Старик был прав. Инструмент оставили у самого сейфа, судя по всему, за ненадобностью. Глуповато было бы думать о том, будто сделано это потому, что грабитель почувствовал раскаяние и решил, будто бы это его последний преступный подвиг. Скорее всего, здесь было нечто другое, например, куда приятнее выносить из здания сумку, до самого верха напичканную деньгами, чем инструменты, ставшие ненужными.

Старик был прав и в другом – в действиях медвежатника четко прослеживался один и тот же почерк. Здесь напрочь отсутствовал элемент случайности и непрофессионализма. Грабитель не поступал наугад, как это случается порой с карманником, когда он орудует на большом базаре. Он длительное время изучал объект грабежа, возможно, устраивался в банк даже служащим. Изготавливал соответствующие инструменты и, выбрав удачный момент, совершал грабеж. Примерно по такой же схеме было совершено последнее преступление. Причем он никогда не забирал с собой изготовленные инструменты, справедливо считая, что вырученные деньги вполне компенсируют потерю.

– Ладно, Матвей, пошутил я.

– Я свое на каторге отсидел честно, – строго отозвался старик, – и обратно возвращаться никак не собираюсь.

– А ты ведь всерьез обиделся, – Григорий Васильевич поднялся с кресла.

Кресло печально скрипнуло, почувствовав на подлокотниках тяжесть могучего тела генерала.

– А то, – хмыкнул старик, явно простив своего гостя.

– Ты вот что, Матвей Терентьевич, если что припомнишь, так сообщи мне по этому адресочку, – протянул Аристов визитку. – А когда злодея поймаем, за содействие вознаграждение получишь.

– И сколько же? – спросил старик, вчитываясь в адрес.

– Пятьдесят тысяч!

– Ого! Высоко этого злодея ценят. Моя голова поменьше весила. – В голосе Точилина ощущалась неподдельная обида, к которой отчетливо примешивались нотки зависти.

– Да уж, голубчик, времена очень поменялись.

Григорий Васильевич старательно натянул белые парадные перчатки и, в знак прощания приложив два пальца к виску, вышел из мастерской.

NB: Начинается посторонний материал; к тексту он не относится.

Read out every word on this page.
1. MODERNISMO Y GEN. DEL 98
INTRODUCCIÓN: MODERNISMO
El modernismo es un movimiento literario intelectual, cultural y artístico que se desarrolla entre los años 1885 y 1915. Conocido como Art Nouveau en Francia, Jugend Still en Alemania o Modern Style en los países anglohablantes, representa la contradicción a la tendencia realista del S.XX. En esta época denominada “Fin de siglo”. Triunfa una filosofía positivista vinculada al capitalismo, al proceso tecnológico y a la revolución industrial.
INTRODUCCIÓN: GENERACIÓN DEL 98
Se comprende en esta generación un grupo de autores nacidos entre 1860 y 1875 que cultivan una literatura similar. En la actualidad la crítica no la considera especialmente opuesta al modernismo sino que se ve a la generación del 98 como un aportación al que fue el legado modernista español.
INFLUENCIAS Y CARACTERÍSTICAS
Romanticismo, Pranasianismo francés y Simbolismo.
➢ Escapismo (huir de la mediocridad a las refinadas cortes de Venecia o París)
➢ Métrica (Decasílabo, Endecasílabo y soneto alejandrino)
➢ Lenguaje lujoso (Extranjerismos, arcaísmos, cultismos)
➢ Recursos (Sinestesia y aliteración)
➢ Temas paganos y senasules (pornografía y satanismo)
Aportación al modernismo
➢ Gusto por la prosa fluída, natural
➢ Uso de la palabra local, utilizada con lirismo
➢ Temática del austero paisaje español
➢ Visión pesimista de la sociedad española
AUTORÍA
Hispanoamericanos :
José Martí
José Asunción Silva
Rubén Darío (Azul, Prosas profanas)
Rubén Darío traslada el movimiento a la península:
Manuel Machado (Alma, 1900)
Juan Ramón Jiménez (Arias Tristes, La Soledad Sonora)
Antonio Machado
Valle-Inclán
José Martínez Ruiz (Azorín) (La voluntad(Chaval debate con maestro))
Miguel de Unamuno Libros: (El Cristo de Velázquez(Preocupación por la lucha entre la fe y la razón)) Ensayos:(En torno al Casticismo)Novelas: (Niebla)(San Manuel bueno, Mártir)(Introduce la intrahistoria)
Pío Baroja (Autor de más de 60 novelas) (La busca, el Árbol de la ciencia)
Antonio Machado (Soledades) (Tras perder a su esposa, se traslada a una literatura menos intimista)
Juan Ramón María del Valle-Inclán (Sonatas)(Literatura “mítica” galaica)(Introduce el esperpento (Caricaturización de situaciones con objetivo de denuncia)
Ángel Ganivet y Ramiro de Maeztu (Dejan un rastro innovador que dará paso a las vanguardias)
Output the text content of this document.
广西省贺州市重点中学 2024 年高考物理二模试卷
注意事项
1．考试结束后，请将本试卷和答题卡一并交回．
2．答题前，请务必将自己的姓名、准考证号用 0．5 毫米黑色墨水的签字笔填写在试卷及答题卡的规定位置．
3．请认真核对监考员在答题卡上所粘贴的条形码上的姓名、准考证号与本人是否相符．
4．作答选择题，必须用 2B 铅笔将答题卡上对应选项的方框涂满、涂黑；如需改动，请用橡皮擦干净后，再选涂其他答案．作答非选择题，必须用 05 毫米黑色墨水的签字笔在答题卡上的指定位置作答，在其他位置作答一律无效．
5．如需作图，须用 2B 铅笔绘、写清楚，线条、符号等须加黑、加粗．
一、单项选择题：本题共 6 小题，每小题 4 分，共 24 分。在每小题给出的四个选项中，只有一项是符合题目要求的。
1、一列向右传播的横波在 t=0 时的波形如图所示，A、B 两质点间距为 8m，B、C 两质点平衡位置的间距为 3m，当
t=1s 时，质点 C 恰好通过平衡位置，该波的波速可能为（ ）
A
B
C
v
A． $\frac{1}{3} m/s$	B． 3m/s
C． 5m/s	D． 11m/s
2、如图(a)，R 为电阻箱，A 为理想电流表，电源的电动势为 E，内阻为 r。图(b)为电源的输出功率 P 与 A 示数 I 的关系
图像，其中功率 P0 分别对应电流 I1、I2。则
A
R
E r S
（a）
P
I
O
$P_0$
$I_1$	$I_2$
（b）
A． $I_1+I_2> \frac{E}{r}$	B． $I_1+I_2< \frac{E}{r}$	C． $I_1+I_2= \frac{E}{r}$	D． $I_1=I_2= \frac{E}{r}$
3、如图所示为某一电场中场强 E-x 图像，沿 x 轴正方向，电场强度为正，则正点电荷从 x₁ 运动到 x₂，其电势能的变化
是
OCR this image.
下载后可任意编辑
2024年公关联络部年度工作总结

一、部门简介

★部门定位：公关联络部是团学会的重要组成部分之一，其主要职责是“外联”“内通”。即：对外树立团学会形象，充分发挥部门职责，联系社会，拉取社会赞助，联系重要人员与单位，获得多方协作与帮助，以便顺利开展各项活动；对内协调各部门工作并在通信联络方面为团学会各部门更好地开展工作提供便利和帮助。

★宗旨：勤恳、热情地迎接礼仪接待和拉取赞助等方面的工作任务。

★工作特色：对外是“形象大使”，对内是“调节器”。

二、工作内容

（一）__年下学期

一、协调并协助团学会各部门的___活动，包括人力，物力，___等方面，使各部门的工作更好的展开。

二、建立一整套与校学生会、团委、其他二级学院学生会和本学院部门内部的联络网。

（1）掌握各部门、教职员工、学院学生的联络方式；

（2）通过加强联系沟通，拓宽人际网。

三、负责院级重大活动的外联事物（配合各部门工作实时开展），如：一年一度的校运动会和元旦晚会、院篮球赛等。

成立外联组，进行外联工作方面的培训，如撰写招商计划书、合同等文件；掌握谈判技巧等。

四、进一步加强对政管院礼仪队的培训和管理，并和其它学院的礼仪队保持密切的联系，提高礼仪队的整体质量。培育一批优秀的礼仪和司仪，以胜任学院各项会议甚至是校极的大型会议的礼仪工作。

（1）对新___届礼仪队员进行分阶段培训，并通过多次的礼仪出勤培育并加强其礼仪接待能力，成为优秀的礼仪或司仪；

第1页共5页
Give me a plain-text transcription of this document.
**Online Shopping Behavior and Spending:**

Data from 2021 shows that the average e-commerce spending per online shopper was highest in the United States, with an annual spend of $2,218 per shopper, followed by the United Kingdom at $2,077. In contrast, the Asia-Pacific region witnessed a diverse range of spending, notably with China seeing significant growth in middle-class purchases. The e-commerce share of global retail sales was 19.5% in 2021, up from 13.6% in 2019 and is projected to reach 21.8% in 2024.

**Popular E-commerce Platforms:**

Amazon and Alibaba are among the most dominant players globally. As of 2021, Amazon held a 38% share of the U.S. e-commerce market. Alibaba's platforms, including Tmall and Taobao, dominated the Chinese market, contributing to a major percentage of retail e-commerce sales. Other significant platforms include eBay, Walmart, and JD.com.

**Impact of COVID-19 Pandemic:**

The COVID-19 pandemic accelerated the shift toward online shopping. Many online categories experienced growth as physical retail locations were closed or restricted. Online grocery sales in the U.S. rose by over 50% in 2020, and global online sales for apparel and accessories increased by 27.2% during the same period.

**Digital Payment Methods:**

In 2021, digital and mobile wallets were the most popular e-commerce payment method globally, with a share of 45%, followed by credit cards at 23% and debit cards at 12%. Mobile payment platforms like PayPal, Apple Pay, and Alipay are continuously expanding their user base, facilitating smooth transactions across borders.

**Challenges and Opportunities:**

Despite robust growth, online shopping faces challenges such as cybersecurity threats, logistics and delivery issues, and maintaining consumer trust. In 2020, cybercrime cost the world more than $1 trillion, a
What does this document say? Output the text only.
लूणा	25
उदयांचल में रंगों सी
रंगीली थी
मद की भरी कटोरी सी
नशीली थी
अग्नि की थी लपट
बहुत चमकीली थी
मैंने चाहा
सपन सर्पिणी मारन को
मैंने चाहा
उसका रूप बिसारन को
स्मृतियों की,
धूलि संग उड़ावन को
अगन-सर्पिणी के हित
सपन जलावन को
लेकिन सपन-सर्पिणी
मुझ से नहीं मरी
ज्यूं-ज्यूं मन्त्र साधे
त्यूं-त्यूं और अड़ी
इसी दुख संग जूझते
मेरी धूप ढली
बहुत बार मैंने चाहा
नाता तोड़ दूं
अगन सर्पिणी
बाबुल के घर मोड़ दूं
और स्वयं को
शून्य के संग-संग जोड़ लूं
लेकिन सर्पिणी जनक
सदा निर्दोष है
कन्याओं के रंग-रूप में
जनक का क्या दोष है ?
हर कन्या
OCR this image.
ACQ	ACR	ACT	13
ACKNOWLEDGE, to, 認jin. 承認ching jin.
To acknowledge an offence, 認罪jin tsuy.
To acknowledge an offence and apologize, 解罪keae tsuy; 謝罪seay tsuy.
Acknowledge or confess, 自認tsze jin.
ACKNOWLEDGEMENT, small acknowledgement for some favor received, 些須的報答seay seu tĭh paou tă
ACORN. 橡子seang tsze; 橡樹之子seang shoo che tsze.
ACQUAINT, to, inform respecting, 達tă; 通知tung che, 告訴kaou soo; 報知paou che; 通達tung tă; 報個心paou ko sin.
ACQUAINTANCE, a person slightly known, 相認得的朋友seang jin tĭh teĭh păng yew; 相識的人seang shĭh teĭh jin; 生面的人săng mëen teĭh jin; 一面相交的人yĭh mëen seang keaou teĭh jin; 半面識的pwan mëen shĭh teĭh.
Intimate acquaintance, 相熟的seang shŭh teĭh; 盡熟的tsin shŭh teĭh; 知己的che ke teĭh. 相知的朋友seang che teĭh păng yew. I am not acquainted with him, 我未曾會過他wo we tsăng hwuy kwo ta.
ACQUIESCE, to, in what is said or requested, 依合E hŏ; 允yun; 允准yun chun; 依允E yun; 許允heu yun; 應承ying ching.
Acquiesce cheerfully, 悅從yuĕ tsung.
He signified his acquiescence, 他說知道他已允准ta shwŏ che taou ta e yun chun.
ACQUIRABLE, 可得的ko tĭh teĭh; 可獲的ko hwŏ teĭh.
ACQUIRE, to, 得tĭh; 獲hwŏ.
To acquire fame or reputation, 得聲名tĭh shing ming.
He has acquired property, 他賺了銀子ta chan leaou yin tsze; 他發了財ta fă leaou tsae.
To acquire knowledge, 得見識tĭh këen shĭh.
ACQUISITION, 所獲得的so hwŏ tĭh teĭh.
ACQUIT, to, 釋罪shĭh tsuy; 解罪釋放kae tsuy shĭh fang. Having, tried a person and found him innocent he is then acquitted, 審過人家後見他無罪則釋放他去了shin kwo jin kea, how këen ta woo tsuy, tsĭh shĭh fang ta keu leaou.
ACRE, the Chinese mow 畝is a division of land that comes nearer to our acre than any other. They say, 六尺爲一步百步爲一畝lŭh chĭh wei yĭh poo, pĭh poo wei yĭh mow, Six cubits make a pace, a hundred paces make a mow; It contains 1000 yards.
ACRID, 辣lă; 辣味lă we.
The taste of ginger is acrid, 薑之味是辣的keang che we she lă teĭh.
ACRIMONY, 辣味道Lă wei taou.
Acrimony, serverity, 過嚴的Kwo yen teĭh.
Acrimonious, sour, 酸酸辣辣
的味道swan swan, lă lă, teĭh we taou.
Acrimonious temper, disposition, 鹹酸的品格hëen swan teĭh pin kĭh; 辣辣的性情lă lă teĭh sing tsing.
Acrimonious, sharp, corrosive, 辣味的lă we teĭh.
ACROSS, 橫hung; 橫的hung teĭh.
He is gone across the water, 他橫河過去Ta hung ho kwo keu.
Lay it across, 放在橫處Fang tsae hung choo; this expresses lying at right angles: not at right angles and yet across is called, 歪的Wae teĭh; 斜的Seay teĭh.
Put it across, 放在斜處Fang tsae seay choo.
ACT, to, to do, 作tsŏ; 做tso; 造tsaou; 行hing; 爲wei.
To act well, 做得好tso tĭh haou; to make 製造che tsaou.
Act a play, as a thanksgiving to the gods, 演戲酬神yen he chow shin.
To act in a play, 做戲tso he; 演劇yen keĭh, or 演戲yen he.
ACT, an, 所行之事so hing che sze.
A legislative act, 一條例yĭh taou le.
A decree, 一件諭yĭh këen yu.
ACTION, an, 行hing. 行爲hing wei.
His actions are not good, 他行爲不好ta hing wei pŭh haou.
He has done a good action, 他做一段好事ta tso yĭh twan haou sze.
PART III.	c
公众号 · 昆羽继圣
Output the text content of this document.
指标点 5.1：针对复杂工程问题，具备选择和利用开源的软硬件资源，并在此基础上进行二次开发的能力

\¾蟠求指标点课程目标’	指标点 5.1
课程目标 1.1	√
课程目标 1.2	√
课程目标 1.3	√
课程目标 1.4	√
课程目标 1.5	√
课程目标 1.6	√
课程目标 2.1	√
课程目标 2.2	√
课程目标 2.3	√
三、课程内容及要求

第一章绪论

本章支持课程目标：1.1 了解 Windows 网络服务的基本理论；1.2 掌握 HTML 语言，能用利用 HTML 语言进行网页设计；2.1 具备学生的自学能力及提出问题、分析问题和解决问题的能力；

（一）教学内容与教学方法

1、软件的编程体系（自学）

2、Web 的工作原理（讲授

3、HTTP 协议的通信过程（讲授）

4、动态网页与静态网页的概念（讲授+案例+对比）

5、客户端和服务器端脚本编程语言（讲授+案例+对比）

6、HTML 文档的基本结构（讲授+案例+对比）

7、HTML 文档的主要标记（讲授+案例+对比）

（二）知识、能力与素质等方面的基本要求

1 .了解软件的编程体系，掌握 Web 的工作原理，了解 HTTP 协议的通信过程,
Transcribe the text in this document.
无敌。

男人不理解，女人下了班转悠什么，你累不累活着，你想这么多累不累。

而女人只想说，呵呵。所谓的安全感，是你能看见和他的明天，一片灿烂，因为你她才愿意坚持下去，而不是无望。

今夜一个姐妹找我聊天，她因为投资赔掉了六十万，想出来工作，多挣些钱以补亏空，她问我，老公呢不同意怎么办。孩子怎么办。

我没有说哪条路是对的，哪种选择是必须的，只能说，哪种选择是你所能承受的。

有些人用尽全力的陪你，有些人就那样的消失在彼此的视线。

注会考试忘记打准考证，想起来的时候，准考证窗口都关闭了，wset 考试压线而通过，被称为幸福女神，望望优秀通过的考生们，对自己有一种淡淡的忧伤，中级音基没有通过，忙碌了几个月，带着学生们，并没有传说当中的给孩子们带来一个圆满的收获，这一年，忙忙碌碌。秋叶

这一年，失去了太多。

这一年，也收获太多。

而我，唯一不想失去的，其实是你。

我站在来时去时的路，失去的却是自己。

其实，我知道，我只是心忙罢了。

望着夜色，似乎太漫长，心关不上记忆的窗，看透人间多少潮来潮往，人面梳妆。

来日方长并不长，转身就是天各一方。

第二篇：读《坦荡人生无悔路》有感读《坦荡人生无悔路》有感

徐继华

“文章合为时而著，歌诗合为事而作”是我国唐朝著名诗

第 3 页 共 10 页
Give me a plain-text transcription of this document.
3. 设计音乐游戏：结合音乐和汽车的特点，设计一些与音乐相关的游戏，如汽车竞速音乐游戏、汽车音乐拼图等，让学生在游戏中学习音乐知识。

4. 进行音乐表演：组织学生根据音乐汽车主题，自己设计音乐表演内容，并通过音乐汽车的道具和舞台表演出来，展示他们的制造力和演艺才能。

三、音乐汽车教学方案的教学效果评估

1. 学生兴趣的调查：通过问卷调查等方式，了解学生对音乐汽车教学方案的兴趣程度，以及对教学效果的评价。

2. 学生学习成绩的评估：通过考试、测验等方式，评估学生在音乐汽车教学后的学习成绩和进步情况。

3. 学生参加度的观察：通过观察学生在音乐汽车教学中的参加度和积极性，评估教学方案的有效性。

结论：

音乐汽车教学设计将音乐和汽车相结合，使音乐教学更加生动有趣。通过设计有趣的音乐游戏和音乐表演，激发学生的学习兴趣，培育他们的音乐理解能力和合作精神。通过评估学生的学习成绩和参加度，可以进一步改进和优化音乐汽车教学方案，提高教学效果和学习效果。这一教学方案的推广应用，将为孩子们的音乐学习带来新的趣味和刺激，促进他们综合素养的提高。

Старик приоткрыл портьеру и выглянул на улицу. Аристов вальяжно откинулся в кресло пролетки и, коснувшись тростью плеча возницы, произнес:

– Трогай, голубчик.

Как только пролетка скрылась из виду, Матвей Терентьевич поднял трубку телефона, назвал барышне номер и, когда его соединили, глухо произнес:

– Хозяин дома? Нет… Кто звонит? Знать тебе, любезный, не положено. А только скажи ему, чтобы его ребятки не так баловались, а то ими очень интересуются. – И, не дожидаясь ответа, положил трубку.

Часть II

ОХОТА НАЧАЛАСЬ

Глава 9

Савелий открыл глаза. Рядом на большой пуховой подушке лежала Лиза. Дыхание ее было ровным и глубоким, веки были слегка приоткрыты, как будто бы она разглядывала на противоположной стене вывешенные фотографии. Но это было не так. Лиза спала глубоко. Раньше Савелия удивляли полуоткрытые глаза девушки во время сна, но сейчас это вызывало только улыбку.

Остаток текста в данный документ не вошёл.